Ts brauchen Übung und Kreativität für ihre Fragen, damit Konflikte oder Bedürfnisse erforscht werden können und wir verstehen, wie wir einem bestimmten Anteil helfen können. Trotzdem ist diese Methode weit besser, als gar keinen Weg zu haben, um zu kommunizieren. Es ist ein erster Schritt, um Zugang zu kriegen und Hilfe anzubieten. Wenn wir ein bisschen Erfahrung damit gesammelt haben, könnten wir das vielleicht auch selbst anwenden, bis es anders geht. Es ist aber um Welten einfacher, wenn Ts das Gespräch anleiten und in einer vermittelnden Rolle Fragen stellen. Im Grunde ist es kein Selbsthilfe Werkzeug. Ich möchte aber, dass ihr wisst, dass sowas in der Therapie auftauchen kann und das nichts verrücktes ist, was eure Ts sich gerade ausgedacht haben. Finger Zeichen werden sehr regelmäßig verwendet, wenn Kommunikation anders nicht möglich ist.
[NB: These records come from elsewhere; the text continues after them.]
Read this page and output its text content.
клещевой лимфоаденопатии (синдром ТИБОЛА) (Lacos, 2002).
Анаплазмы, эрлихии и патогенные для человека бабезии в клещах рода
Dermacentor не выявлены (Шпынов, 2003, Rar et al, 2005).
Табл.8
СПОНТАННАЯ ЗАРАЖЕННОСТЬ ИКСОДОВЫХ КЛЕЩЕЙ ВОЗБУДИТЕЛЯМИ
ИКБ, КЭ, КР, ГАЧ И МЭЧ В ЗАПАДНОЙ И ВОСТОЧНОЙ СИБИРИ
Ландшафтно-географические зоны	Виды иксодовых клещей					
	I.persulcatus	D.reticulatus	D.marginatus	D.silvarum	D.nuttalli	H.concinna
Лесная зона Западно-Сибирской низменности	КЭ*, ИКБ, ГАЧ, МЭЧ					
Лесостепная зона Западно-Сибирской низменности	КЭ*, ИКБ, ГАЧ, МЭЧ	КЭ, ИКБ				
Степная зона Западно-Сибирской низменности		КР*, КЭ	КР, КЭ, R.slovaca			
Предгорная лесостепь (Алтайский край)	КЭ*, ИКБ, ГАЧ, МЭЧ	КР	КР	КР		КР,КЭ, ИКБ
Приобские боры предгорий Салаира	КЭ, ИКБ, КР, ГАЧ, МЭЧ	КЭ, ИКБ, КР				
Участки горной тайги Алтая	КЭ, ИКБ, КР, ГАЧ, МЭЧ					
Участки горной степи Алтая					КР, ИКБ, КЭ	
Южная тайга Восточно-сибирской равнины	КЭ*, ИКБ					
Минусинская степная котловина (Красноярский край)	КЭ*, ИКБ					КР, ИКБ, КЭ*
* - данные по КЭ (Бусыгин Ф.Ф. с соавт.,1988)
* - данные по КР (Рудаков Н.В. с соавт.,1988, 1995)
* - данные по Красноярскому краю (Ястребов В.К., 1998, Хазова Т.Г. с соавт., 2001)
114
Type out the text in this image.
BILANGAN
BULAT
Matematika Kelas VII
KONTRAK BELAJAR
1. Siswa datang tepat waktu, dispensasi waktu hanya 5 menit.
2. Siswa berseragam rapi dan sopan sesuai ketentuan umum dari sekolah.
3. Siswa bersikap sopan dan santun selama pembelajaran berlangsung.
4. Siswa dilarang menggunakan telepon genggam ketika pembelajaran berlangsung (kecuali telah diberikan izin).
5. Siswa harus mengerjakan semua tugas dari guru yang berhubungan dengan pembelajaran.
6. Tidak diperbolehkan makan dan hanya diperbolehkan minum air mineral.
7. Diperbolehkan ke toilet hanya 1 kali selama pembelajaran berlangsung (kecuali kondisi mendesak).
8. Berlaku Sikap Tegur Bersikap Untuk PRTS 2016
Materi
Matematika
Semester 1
Es ist unangenehm zu sehen, wie sich Finger bewegen und das nicht mutwillig zu machen. Die Reaktionen sind oft leicht verzögert, als würden wir schlafwandeln und das ist ein Zeichen, dass alles richtig läuft. Nicht völlig die Kontrolle über den Körper zu haben, kann beängstigend sein. Den Beweis zu sehen, dass wir nicht alleine im Körper sind und jemand anderes Fragen beantwortet, zu denen wir selbst die Antworten gar nicht kennen, ist herausfordernd. Aber was für eine Erleichterung, kommunizieren zu können und endlich zu verstehen, was bei dem anderen Anteil überhaupt los ist und warum wir die Symptome haben, die wir haben. Finger Zeichen sind in dieser sehr spezifischen Situation, wo wir keine andere Methoden zu kommunizieren haben, absolut Gold wert.
Ihr findet Infos zu Finger Signalen in einigen Büchern zur DIS Behandlung. Am ausführlichsten wohl in Die Trauma Trinität – Enaktive Traumatherapie von Ellert Nijenhuis, Kapitel 33, wir ihr ein vollständiges Transkript mit Kommentaren findet.